What Are The Challenges For Ghana Producing COVID Vaccines?
The Pharmaceutical Society of Ghana (PSG) says four of its members are awaiting the green light to begin producing COVID-19 vaccines.
Although he did not reveal which of its members are on standby to begin local production, the president of the PSG, Benjamin Kwame Botwe, said the firms are already in possession of the “necessary infrastructure [and] necessary human resource”.
“[The firms] can leverage technology transfer as quickly as possible and this is what has been done in countries like India and Brazil to deal with mass vaccination,” Botwe said in a radio interview in Accra.
But Botwe was also quick to mention that issues of patents may be the biggest hurdles yet to clear but he did not think it was impossible.
“When it comes to conditions to fulfil, sort of have an agreement with the foreign manufacturing companies that do the bulk [of vaccine manufacturing], we need to look at issues of patent and we need to also look at issues of technology transfer,” he added.
Global politics and COVID vaccine patents
Recently, the United States came out in support of a South Africa and India-proposed waiver on intellectual rights on COVID vaccines. The World Trade Organisation (WTO)-recognised rights impeded nations, especially in the developing world, from replicating the vaccines as produced by Moderna, AstraZeneca and Johnson&Johnson.
Microsoft founder Bill Gates, an investor in global health platforms, as well as a number of the giant pharmaceutical corporations, were averse to the waiver arguing that it was against the principles of the free market.
But the US Trade Representative, in announcing her country’s support for the waiver, said these were “extraordinary times call [that] for extraordinary measures”.
Last week, France President Emmanuel Macron also offered support for the waiver, leading the way for other European Union leaders to do the same.
Intellectual property or rights refers to creations protected by laws on patents, copyrights and trademarks. These prevent copying and allow the originator to be financially rewarded.
A waiver on these rights, therefore, means the creator would not be rewarded much or at all, as their invention is replicated or used. Waivers in the pharmaceutical industry are best seen in how generic drugs such as paracetamol (acetaminophen) and (acetylsalicylic acid) are traded.
The COVID vaccine waiver was first proposed in December of 2020, a few months after Moderna and Pfizer announced breakthroughs in their vaccine researches. There were fears that richer countries would move to hoard doses as quickly as they were manufactured.
Currently, a little over 2.5 billion doses of vaccines have been administered across the world but only 0.8% of this has been in lower-middle-income countries such as Ghana.
Russia and China were the two major countries that supported the waiver until the United States added its support. It is seen that after the EU countries vote to support a waiver on intellectual patents to owning COVID vaccines, Ghanaian pharmaceutical companies would have a reason to proceed.
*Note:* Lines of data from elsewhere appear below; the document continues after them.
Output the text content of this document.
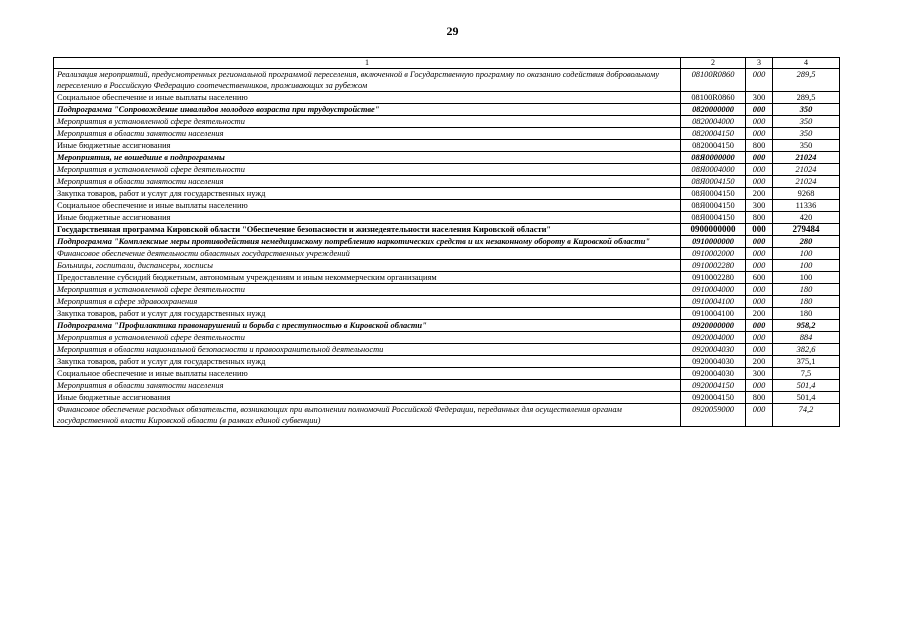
29
1	2	3	4
Реализация мероприятий, предусмотренных региональной программой переселения, включенной в Государственную программу по оказанию содействия добровольному переселению в Российскую Федерацию соотечественников, проживающих за рубежом	08100R0860	000	289,5
Социальное обеспечение и иные выплаты населению	08100R0860	300	289,5
Подпрограмма "Сопровождение инвалидов молодого возраста при трудоустройстве"	0820000000	000	350
Мероприятия в установленной сфере деятельности	0820004000	000	350
Мероприятия в области занятости населения	0820004150	000	350
Иные бюджетные ассигнования	0820004150	800	350
Мероприятия, не вошедшие в подпрограммы	08Я0000000	000	21024
Мероприятия в установленной сфере деятельности	08Я0004000	000	21024
Мероприятия в области занятости населения	08Я0004150	000	21024
Закупка товаров, работ и услуг для государственных нужд	08Я0004150	200	9268
Социальное обеспечение и иные выплаты населению	08Я0004150	300	11336
Иные бюджетные ассигнования	08Я0004150	800	420
Государственная программа Кировской области "Обеспечение безопасности и жизнедеятельности населения Кировской области"	0900000000	000	279484
Подпрограмма "Комплексные меры противодействия немедицинскому потреблению наркотических средств и их незаконному обороту в Кировской области"	0910000000	000	280
Финансовое обеспечение деятельности областных государственных учреждений	0910002000	000	100
Больницы, госпитали, диспансеры, хосписы	0910002280	000	100
Предоставление субсидий бюджетным, автономным учреждениям и иным некоммерческим организациям	0910002280	600	100
Мероприятия в установленной сфере деятельности	0910004000	000	180
Мероприятия в сфере здравоохранения	0910004100	000	180
Закупка товаров, работ и услуг для государственных нужд	0910004100	200	180
Подпрограмма "Профилактика правонарушений и борьба с преступностью в Кировской области"	0920000000	000	958,2
Мероприятия в установленной сфере деятельности	0920004000	000	884
Мероприятия в области национальной безопасности и правоохранительной деятельности	0920004030	000	382,6
Закупка товаров, работ и услуг для государственных нужд	0920004030	200	375,1
Социальное обеспечение и иные выплаты населению	0920004030	300	7,5
Мероприятия в области занятости населения	0920004150	000	501,4
Иные бюджетные ассигнования	0920004150	800	501,4
Финансовое обеспечение расходных обязательств, возникающих при выполнении полномочий Российской Федерации, переданных для осуществления органам государственной власти Кировской области (в рамках единой субвенции)	0920059000	000	74,2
Ghana’s quest to produce vaccines
At the onset of Ghana’s own portion of the coronavirus global pandemic, President Nana Akufo-Addo promised that his government would look for ways to partner pharmaceutical firms into looking at how to produce vaccines.
The Minister of Health, Kwaku Agyeman-Manu recently revealed deliberations with private pharmaceutical firms to see how they could contribute to the ongoing vaccination programme.
But it is also not very clear if the capacities of Ghana’s pharmaceutical manufacturers measure up to those in the five countries that have previously been cited as the most capable in Africa.
Only five African countries nations – Egypt, Morocco, Senegal, South Africa and Tunisia – are thought to possess the capacities to produce vaccines. These facilities produce fewer than 100 million doses a year, most of which is supplied to domestic markets with very little in the way of exports.
No African pharmaceutical companies produce the base ingredients such as antigens necessary for making vaccines. This puts any Ghanaian vaccine-making ambition at a serious disadvantage and at the mercy of global pharmaceutical giants.
Perhaps, it why the Health Minister has described the Ghanaian capacity as “filling and packing”.
“Their strategy is to do what they call filling and packing first then the science community will also take some time to start developing [a] vaccine in our country. So that area is also seriously being considered and we are actually on course in that direction,” he explained.
Still, a timeline has not been offered as to when these plans would manifest.
Ghana’s vaccine rollout has been chiefly due to the World Health Organisation’s COVAX programme that secures vaccines in a competitive market on behalf of developing nations.